とりあえず持ってきていたお茶を渡して飲ませようとしたが逆に酒を飲むように強要された新八だった。

「このまま普通にやってもつまらねー。ここはどーだ、真剣で“斬ってかわしてジャンケンポン”しねーか!?」
「上等だコラ」
「お前さっきから「上等だ」しか言ってねーぞ。
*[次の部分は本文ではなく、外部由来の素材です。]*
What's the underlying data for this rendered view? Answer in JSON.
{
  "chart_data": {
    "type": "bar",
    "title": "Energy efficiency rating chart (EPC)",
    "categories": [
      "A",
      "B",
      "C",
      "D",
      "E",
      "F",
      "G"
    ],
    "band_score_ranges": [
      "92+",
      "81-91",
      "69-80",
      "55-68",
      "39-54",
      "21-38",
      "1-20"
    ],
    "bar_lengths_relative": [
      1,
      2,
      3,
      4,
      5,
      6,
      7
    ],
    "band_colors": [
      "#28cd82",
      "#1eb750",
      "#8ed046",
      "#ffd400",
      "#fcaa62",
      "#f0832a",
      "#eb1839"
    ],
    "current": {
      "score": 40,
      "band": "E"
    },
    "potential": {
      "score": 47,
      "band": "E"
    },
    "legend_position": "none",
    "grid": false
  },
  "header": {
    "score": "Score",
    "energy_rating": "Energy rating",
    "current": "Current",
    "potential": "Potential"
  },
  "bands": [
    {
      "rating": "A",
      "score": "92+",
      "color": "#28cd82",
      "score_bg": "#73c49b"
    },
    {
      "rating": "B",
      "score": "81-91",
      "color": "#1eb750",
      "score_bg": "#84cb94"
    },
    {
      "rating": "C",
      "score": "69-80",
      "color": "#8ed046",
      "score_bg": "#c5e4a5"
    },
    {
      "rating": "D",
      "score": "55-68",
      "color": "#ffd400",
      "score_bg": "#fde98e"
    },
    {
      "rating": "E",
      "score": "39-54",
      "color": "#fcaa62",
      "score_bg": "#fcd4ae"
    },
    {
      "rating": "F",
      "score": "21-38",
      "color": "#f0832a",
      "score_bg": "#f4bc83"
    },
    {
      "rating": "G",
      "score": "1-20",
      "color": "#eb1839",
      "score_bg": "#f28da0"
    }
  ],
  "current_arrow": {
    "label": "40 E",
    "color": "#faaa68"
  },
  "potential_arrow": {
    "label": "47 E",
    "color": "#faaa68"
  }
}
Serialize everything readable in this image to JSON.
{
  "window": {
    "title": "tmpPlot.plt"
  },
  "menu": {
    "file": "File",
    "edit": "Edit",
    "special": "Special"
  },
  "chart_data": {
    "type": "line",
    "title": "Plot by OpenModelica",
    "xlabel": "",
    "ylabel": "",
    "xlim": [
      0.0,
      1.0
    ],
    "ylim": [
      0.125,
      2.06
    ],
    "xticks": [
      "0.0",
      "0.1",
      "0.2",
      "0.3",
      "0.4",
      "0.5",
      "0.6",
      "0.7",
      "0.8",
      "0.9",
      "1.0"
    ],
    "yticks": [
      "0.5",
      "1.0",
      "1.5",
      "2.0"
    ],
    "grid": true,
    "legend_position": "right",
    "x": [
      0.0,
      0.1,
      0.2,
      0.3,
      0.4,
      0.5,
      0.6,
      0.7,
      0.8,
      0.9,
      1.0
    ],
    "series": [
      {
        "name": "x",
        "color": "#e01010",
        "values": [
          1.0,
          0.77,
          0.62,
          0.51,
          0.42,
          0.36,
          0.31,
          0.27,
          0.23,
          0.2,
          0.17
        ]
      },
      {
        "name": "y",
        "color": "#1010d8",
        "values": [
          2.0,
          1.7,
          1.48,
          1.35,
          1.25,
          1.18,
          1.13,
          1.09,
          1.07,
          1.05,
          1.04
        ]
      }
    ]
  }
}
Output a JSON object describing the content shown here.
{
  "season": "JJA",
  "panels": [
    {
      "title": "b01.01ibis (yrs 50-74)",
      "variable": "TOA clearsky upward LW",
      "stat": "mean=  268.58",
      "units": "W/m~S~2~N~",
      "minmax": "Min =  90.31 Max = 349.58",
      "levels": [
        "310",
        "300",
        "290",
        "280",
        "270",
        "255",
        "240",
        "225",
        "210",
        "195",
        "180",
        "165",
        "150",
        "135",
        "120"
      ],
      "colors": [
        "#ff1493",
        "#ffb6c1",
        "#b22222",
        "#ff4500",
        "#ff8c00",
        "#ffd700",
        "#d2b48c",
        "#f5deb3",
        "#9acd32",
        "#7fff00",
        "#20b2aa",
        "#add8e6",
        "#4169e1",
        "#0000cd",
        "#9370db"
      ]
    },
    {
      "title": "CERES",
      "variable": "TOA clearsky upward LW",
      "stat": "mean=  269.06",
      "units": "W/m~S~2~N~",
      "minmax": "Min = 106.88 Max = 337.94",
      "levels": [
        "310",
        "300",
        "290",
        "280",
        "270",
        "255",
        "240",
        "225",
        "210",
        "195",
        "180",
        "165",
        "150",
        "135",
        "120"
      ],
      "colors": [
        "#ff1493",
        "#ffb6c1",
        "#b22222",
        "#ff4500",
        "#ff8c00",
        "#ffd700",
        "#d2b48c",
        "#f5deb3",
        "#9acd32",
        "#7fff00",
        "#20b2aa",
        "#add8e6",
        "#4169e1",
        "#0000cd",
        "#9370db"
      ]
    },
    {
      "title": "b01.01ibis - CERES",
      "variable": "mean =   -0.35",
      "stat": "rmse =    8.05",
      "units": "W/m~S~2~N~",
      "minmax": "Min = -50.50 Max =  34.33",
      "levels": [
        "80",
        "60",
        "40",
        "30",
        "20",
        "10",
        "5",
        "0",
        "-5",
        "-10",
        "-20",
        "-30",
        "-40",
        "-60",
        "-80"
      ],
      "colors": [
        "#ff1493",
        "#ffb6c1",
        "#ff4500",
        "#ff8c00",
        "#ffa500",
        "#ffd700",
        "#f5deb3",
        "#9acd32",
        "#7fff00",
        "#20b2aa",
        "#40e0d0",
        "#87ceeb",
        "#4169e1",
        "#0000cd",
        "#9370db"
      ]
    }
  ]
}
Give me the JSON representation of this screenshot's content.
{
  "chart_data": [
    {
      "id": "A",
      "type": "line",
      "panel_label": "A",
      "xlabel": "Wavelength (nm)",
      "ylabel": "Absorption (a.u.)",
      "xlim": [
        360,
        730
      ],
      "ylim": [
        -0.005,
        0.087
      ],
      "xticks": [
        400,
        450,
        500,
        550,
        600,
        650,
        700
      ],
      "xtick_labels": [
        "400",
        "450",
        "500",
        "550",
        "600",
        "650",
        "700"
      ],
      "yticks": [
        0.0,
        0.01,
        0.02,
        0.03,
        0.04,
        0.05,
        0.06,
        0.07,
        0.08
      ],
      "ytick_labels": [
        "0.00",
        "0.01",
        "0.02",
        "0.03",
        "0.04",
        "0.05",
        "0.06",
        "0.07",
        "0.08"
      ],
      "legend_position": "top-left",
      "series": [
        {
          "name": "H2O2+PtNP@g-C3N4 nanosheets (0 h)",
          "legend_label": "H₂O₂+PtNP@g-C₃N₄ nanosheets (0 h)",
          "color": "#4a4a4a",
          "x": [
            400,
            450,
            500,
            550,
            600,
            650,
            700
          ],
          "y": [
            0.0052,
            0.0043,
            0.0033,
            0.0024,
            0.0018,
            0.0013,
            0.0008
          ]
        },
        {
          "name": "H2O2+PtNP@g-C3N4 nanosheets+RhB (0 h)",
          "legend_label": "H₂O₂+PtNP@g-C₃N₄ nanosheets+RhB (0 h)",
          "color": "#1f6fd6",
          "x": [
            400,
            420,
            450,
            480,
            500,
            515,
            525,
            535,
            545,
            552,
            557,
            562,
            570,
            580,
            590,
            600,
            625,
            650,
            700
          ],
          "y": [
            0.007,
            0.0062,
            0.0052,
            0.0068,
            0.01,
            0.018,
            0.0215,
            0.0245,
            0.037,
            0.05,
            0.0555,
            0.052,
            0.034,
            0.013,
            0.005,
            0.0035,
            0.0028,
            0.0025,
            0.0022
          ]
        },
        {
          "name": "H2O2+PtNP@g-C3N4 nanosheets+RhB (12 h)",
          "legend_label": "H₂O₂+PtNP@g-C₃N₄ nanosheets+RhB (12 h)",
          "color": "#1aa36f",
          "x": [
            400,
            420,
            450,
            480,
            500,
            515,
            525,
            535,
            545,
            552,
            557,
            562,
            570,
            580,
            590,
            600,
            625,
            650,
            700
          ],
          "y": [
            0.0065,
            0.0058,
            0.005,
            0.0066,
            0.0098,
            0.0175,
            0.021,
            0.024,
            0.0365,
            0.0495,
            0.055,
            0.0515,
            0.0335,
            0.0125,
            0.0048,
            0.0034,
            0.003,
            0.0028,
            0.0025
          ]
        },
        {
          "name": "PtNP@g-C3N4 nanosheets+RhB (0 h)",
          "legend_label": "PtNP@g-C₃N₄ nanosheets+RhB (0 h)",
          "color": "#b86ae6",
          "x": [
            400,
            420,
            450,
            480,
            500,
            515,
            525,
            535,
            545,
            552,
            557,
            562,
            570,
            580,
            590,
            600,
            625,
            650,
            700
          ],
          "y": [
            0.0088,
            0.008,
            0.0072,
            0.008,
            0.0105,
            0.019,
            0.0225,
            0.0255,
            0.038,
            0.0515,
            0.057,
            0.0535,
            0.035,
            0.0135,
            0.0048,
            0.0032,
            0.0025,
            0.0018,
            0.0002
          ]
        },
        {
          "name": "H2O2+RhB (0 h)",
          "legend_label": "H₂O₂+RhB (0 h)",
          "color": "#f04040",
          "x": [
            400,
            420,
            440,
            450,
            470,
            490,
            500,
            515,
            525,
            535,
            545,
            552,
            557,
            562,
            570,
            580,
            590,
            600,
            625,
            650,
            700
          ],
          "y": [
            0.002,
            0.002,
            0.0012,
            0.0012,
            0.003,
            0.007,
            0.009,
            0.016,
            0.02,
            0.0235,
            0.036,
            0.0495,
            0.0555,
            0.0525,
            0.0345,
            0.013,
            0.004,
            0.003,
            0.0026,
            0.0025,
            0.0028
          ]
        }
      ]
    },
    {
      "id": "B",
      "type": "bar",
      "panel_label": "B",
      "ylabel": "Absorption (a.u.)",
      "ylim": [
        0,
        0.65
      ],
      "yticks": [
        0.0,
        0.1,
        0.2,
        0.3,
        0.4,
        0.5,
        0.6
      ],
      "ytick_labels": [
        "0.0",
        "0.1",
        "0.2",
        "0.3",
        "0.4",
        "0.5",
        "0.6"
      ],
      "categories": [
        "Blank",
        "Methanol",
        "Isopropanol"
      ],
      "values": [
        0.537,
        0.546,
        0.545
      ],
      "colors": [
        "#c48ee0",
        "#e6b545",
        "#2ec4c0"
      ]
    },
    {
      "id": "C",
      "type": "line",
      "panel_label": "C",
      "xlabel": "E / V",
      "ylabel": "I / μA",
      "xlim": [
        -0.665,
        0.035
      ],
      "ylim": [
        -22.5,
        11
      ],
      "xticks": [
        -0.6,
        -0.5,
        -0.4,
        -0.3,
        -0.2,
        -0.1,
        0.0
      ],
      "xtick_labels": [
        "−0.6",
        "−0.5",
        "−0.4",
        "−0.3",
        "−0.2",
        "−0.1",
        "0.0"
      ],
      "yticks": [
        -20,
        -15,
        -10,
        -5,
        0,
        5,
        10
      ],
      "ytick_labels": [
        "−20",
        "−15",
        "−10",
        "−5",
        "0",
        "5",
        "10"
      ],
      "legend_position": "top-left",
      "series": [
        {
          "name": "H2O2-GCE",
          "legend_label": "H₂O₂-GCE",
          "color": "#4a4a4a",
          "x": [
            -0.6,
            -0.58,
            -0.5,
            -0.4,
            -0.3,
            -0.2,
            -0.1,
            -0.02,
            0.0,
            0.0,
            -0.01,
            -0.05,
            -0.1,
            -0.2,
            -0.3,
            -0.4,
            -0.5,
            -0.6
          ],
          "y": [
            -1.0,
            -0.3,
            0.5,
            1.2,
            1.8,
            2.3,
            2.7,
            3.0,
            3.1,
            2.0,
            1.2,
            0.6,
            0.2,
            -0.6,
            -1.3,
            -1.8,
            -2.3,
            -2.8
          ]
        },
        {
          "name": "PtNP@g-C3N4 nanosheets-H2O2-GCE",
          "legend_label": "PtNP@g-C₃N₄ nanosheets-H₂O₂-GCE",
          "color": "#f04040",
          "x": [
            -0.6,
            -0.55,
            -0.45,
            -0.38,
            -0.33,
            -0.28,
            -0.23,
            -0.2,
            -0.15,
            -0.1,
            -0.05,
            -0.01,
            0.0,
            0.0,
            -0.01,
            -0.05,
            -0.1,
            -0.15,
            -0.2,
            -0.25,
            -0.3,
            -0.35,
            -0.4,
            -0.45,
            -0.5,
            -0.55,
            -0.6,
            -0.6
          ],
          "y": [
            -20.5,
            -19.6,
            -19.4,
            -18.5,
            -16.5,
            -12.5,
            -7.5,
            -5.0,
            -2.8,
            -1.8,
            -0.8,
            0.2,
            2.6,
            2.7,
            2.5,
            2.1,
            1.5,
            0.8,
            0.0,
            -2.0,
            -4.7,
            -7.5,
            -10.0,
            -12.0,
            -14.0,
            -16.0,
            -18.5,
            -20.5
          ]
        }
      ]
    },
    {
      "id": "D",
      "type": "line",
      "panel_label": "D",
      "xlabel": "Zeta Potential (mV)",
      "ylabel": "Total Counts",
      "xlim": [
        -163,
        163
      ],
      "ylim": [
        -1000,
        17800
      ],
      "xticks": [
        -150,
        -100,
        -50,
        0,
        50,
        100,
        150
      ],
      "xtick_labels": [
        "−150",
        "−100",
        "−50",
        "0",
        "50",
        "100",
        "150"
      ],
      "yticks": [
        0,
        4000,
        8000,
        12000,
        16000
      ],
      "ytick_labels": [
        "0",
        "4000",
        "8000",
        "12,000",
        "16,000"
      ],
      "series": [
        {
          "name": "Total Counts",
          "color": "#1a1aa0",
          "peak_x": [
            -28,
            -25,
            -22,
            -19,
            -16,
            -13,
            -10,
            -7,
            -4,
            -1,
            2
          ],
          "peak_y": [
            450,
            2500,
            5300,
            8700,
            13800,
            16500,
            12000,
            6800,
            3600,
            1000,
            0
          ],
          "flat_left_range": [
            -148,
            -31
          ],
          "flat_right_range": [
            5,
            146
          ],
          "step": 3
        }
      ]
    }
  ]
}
俺が言うのもなんだけど大丈夫か!?」
「上等だコラ」
「行ったれー銀時ィ!」

お互いフラフラヨロヨロしながら真剣を握って向かい合った。
何なんだこの対決、と頭を抱えたくなる新八とそれを見ながらケラケラ笑っている刹希。
仕舞いには自分も立って二人の傍まで行ってしまう始末だ。

「いくぜ!」
「斬ってかわして」
「ジャンケン」
「ポン!!」

銀時はチョキ、土方はパーを出した。

「とったァァァァ!!」

銀時が容赦なく剣を振るった。ズゥン斬られたそれは真っ二つに切られてしまう。
新八と山崎は驚愕の表情を浮かべていた。

「心配するな、峰打ちだ。まァこれに懲りたらもう俺にからむのは止めるこったな」
「てめェさっきからグーしか出してねーじゃねーか、ナメてんのか!!」
「ちょっとォォ!!ジャンケンしないのー!?ほらグー出してんじゃん私!」

そこには桜の木を斬った銀時と定春とジャンケンし続ける土方と誰もいないのに一人ジャンケンしている刹希がいた。

「お互い変な上司がいて大変ですね。一緒に飲みましょーか、グチを肴にして」
「ええ、そうですね。……まあ刹希さんはいつもあんなんじゃないですけどね、普段はもっとしっかりしてますけどね」
「うん、知ってる」

季節は春。
春と言ったら桜、桜と言ったら花見。
花見と言ったらやっぱり、花を愛でるもいいけど仲間とドンチャン騒ぎもまた一興でしょう!





2014.1.12



(あとがき)
夢主のキャラ崩壊が凄まじいですが、きっと作者の夜中のテンションのせいです。
まあ花見と酒飲んだってことで大目に見てあげてください。
ついでに春雨の時は絡み酔いだったに違いない。